After pushing out a big release, a client complained that they were getting random auth errors. At the same time, our monitor intermittently started flagging the service.

It was a weird one. The code changes look fine and the symptoms made no sense - the failures kind of looked like we weren't reading request information, even though it was being sent properly by the client.

The team added some logging, pushed to prod, and we took a look together. The logs lined up with what I smelled from the failures - for some reason, even though the request looked okay, occasionally the parameters were empty in the logs. Huh.

Random. Intermittent. Occasional. If that sounds like your bug, one thing's for sure - buddy, you got a concurrency problem.

---

On the one hand, these problems are notoriously difficult to debug since reproducing the problem isn't straightforward. On the other hand, there's a large swathe that boils down to the same cause - something getting shared unsafely across threads.

It's really valuable to develop that intuition for this class of problems because otherwise, they're very difficult to discern. You can spend all day poking around in your IDEA, but if you're not thinking about threads, you'll never come close to even triggering the problem, let alone resolving it.

So, again - when you see random behaviour, you should think about concurrency problems. And if you're thinking about threading problems, a big one to consider is sharing something across threads.

---

I skimmed through the release diff. The code looked fine, but knowing the common cause - something shared across threads - I had a pretty good instinct for what kind of change I was digging for.

I noticed a pretty straightforward change - some refactoring had moved a request handler up to an instance variable.

In effect, changing from something like:

@Controller
public class MyController {
    @Get("/api")
    public String response(HttpServletRequest request) {
        Builder builder = new Builder();
        builder.setRequest(request);
        return builder.build();
    }
}

to:

@Controller
public class MyController {
    Builder builder = new Builder();
    
    @Get("/api")
    public String response(HttpServletRequest request) {
        builder.setRequest(request);
        return builder.build();
    }
}

See the difference?
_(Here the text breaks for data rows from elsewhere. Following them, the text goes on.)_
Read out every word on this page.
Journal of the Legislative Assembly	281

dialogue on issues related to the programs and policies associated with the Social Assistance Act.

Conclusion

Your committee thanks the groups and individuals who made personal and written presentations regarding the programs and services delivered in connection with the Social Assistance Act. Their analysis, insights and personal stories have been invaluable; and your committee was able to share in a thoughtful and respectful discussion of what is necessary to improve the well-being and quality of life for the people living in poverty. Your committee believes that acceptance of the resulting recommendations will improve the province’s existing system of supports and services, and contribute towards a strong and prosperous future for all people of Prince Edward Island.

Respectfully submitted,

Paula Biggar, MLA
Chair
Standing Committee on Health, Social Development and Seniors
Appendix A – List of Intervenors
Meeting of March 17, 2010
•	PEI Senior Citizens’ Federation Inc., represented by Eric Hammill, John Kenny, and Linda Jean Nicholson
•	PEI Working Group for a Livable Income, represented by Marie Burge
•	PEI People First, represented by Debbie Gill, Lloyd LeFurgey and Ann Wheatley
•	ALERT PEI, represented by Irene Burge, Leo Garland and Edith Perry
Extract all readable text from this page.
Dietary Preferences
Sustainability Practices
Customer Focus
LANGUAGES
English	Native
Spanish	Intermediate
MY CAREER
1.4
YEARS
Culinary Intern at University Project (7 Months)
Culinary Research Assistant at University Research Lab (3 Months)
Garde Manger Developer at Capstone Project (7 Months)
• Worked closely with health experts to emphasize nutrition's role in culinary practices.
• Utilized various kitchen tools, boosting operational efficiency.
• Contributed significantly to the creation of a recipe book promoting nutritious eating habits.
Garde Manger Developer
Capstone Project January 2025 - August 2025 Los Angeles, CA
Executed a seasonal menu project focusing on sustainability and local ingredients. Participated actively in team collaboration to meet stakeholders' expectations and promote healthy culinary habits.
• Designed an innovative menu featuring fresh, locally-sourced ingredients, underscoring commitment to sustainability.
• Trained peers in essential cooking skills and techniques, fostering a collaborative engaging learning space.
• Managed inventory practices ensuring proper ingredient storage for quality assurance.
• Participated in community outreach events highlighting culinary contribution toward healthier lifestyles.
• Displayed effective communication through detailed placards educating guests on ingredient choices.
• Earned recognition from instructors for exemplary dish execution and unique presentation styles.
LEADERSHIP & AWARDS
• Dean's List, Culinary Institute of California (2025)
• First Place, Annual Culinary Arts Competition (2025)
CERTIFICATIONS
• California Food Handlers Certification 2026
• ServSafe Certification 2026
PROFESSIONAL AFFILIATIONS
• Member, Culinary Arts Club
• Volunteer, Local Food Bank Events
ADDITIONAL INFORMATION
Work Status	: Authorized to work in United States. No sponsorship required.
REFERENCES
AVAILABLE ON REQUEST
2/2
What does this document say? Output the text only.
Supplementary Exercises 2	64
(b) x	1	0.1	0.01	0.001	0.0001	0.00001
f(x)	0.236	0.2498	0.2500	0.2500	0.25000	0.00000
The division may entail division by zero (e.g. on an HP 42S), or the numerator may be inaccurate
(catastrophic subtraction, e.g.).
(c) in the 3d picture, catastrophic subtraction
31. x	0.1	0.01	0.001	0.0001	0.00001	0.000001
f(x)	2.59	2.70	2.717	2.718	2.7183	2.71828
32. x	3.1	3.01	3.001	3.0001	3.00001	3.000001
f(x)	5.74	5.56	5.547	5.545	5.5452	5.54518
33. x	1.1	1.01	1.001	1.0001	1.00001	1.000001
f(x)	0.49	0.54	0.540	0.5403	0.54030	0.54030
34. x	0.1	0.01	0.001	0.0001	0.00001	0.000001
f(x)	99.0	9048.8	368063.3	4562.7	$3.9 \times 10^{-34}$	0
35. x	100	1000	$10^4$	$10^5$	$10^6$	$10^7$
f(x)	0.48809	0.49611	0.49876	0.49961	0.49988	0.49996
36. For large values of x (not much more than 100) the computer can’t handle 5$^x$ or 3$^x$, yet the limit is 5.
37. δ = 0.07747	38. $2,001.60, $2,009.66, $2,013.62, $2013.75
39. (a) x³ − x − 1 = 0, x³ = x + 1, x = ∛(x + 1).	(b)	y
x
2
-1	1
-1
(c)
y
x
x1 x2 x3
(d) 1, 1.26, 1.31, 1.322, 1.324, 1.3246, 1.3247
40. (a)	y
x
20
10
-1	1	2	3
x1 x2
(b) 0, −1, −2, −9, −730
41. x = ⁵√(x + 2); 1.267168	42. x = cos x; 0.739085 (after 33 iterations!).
The singleton MyController now uses the same stateful Builder for all requests.

I blasted a bunch of parallel requests at the server and reproduced the empty parameter issue. Then I reverted the change and repeated the experiment - suddenly, no parameter problems. Bingo!

I don't know exactly how this produced the weird behaviour - why were the request parameters empty? Probably the stateful request parsing getting mucked up across threads. Dunno, I'm no mathemagician.

The point is though, it doesn't matter how - debugging a problem like this, it can be enough to recognize what a concurrency bug looks like and what's likely to cause it. If there's a potential threading problem, pretty good odds it needs to be fixed.

---

The team made the simple change to remove the instance variables. We all crossed our fingers, said our prayers to Brian Goetz, and pushed to prod. Success! No more random auth failures and the monitors gave the all clear.

Concurrency bugs are hard, but you don't need to be a genius to fix them. Recognize when the problem involves random, inconsistent behaviour and take a look for any shared, mutable state. Easy peasy, right?